Zitat
Original von duchamp
Aber es gibt jenseits von dieser persönlichen Grenze schon auch folgende Überlegung:
Wenn - wie einige hier schreiben - vor allem der Spielreiz entscheidend ist, warum werden dann die "fertigen" Spiele nicht in ein unreales Szenario übertragen? Der Themen sind viele, der Spielreiz wäre nicht geringer. Oder doch? Ich habe mich als Jugendlicher beim Baue von Revell-Modellen schon immer gefragt, wieso so viele Panzer und dergleichen erhältlich waren, während meine historischen Segelschiffe oft als "langweilig" bezeichnet wurden. Es ist eben DOCH etwas anderes, wenn die "xte Division" mit ihren historisch korrekten Panzern und Nachschublinien vorrückt. Da weht so ein "heroischer" Wind - "Conflict of Heroes" und so. Eine für mich sehr US-amerikanische Sichtweise, die mir gänzlich zuwider ist.

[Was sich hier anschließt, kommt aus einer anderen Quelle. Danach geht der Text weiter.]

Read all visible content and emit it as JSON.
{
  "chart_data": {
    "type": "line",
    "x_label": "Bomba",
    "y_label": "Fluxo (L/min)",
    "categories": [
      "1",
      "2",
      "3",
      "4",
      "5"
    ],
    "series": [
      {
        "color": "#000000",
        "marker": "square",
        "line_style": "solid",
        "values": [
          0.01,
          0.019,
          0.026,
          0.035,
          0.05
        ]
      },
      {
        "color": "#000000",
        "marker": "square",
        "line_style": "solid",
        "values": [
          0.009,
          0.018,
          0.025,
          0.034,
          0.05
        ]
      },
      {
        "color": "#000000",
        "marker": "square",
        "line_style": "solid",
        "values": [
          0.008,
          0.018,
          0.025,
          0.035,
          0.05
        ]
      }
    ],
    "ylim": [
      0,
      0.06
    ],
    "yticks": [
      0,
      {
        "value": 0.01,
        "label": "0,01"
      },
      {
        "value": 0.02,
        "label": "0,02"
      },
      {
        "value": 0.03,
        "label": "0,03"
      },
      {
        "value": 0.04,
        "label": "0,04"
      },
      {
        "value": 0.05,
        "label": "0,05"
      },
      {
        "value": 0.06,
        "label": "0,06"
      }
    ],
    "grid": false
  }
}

Mir ist klar, dass die User dieses Forums diese Sichtweise nicht teilen (offensichtlich) - aber sie steckt doch hinter der Entwicklung vieler solcher Spiele. Vielleicht finde ich einfach, mein Leben ist zu kurz, als dass ich mich mit diesen "faszinierenden" und "spannenden" Themen wie der Kriegsführung aus Generals-Sicht möglichst detailliert auseinanderstzen müsste. Mich interessieren eher Bücher wie "Davon haben wir nichts gewusst" von Peter Longerich - dazu brauche ich kein Ostfront-Spiel.
Wahrscheinlich stellen die Spieleentwickler (und viele Wargamer) genau die entgegengesetzte Frage: Wieso sollen wir denn ein reales Szenario in eine unreale Welt versetzen? Was würde sich ändern, wenn in NO RETREAT nicht etwa Deutschland über Russland herfallen würde, sondern Orkhorden über unvorbereitete Elben, die sich dann aufrappeln, ihre Harfen und Lauten beiseite legen, und zu den Waffen greifen?
Ich psersönlich nehme an, dass es auch etwas mit Marketing zu tun hat:
"No Retreat! - Russische Ostfront" sagt jedem sofort etwas. Der Konflikt ist bekannt, die Situation auch, man weiß also gleich "woran man ist".
"No Retreat! - Orcs vs. Elves" ist vollkommen unbekannt. Dass sich dahinter ein komplexes und spannendes Strategiespiel usw. versteckt, muss erst erklärt werden.
Plus der Vorwurf, man würde mit einem "harmlosen" Fantasy-Setting einen grausamen Krieg "verstecken" wollen.
Aber Du beschreibst ja auch sehr gut, weshalb die Kriege des vergangenen Jahrhunderts für Dich zu nahe sind. Kann ich gut verstehen. Ich habe mir die Frage gestellt, als ich sowohl History of War, als auch Flames of War gespielt habe. Gerade bei dem ersten habe ich lange mit meiner Schwester diskutiert, da ich das Spiel nicht nur gespielt habe, sondern auch auf den Messen und Spieleconventions Demospiele gemacht habe. Da muss man sich natürlich auch die Frage gefallen lassen, wieso man denn ein Spiel repräsentiert, in dem man Nazis spielen kann...
Womit ich mich übrigens nicht anfreunden kann, ist der Ausdruck "gewaltverherrlichend" bzw. "kriegsverherrlichend". Ich empfinde es nicht so, dass die Spiele Gewalt und Krieg als etwas Positives oder Erstrebenswertes darstellen - eher versuchen sie, das Tatsächliche - also die Gewalt im Detail - zu verbergen, indem ja kein Counter wirklich stirbt, sondern immer wieder ins Spiel kommt, und sowieso die meisten Ergebnisse ein Zurückdrängen sind - das diese simple Bewegung eins Counters um 2 Felder nach hinten in Realität (im Krieg) viele, viele tote Soldaten (und Zivilisten) gefordert hat, bleibt im Rahmen des Spiels natürlich verborgen.
Aber da sind wir ja wieder bei der alten Puerto Rico-Diskussion: Sklaven werden auf den Plantagen zur Arbeit gezwungen, dargestellt durch braune Pöppel, die auf die Plantagenfelder platziert werden. Alles hübsch abstrahiert.
Ich denke, dazu muss sich jeder selbst seine Gedanken machen, was in den Spielen, die er spielr, dargestellt werden darf - und wie. Und was eben nicht.